Winter has finally left the Rio Grande Valley. We enjoyed clear blue skies and temperatures in the 70's while the friends we left behind in Illinois are shivering in below zero weather. Sadly it's time for us to move on as well. The day began with one more breakfast bike ride where we rode with sixty other geezers to a restaurant in downtown Pharr (such as it is) for a high cholesterol meal hardly mitigated by the four mile ride. I have written frequently about how thrifty Winter Texans who come from the rural midwest seem to be. But today we ate breakfast with a couple from Kansas City who can hardly spend their money fast enough. The phone company is paying them rent to set up a cell tower on their property. Every year this earns them an extra and unexpected $24,000. The only downside to this is that they are at the point where they have more property and house than they want to manage, but that extra 24G is hard for them to walk away from.
Then it was back to our home away from home where we cleaned and packed and tried to get things ready for our departure tomorrow. We are only going about ten miles to the campground where our Mexico caravan is assembling. After a month in one spot we have pulled so many belongings out of the basement (the under carriage of our rig) and unfastened so many things inside, that it will take us a while to batten down the hatches and get ready to bump on down the road. Ken has been waiting all month for a day warm enough to clean our roof, a water logged activity. At home the trailer sits in a forest under mature trees and the detritus they shed make the roof look more like the forest floor than the white rubber underneath. Today working with the hose was almost a pleasure.
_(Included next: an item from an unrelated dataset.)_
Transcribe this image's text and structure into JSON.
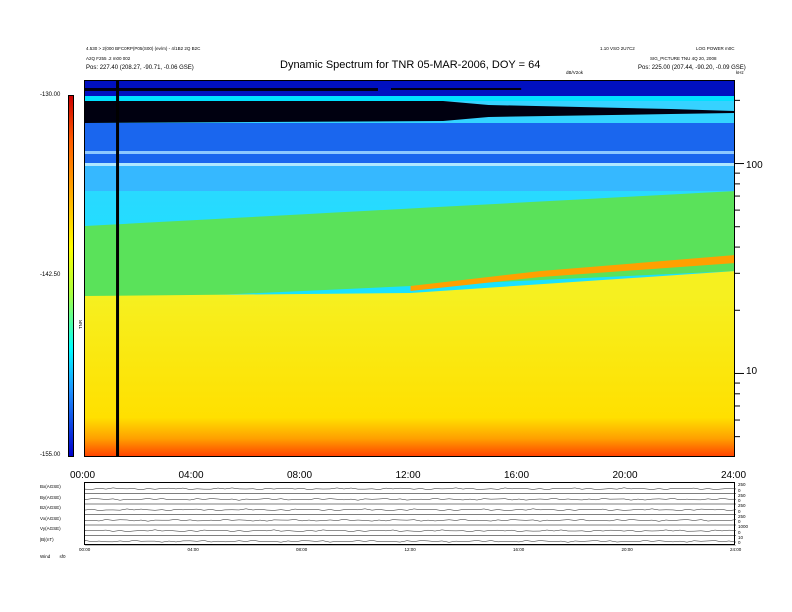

Clean up and packing chores left time for a quick swing through the campground golf course, where our performance was as dismal as the first time we played on it. The three weeks of bad weather we endured prevented us from practicing as much as we had planned, but it's clear that this is a complex game that we should have started learning in our youth. When we got back to the rig the banana sign was posed in the middle of our street and it was time to go to a last banana party. Recently a number of new campers have arrived on Banana and we found ourselves feeling like veterans. Everyone brought treats both sweet and salty, and I'm hoping I will get away without cooking dinner tonight.
Overall we have enjoyed this campground more than the one we stayed at in San Benito in the eastern end of the valley two winters ago. There have been more energetic activity choices and people have been friendly, especially on Banana. Pharr is a few miles from McAllen which offers all the amenities we are used to in the Chicago suburbs. When Ken got a flat tire on his bike, a repair store was nearby. Ditto when he broke a string on his tennis racket. When he repaired our water purifier, two warehouse sized hardware stores were a fifteen minute drive away and we visited them repeatedly. Large grocery stores offered a wide selection and I could cook as much or little as I wanted since restaurants were plentiful as well. When the weather was bad, there were about forty movie screens within driving distance and we almost feel ready to watch the Academy Awards next month. Our previous campground had 1500 sites and Tropic Star has about 1200 which seems to have meant that the entertainers at our park were a cut below in terms of talent and fame. But with so many campgrounds in the valley, it is easy to drive to another park to see someone special. Although many of the people we meet are warm and friendly, they are from rural America and we generally don't have much in common with them in terms of a more lengthy relationship. For many of the folks we have met at the Tropic Star, this is the perfect spot. Some have been enjoying winter here for the last twenty years. Next winter it may be time to try another part of the country in our ongoing quest for that perfect spot.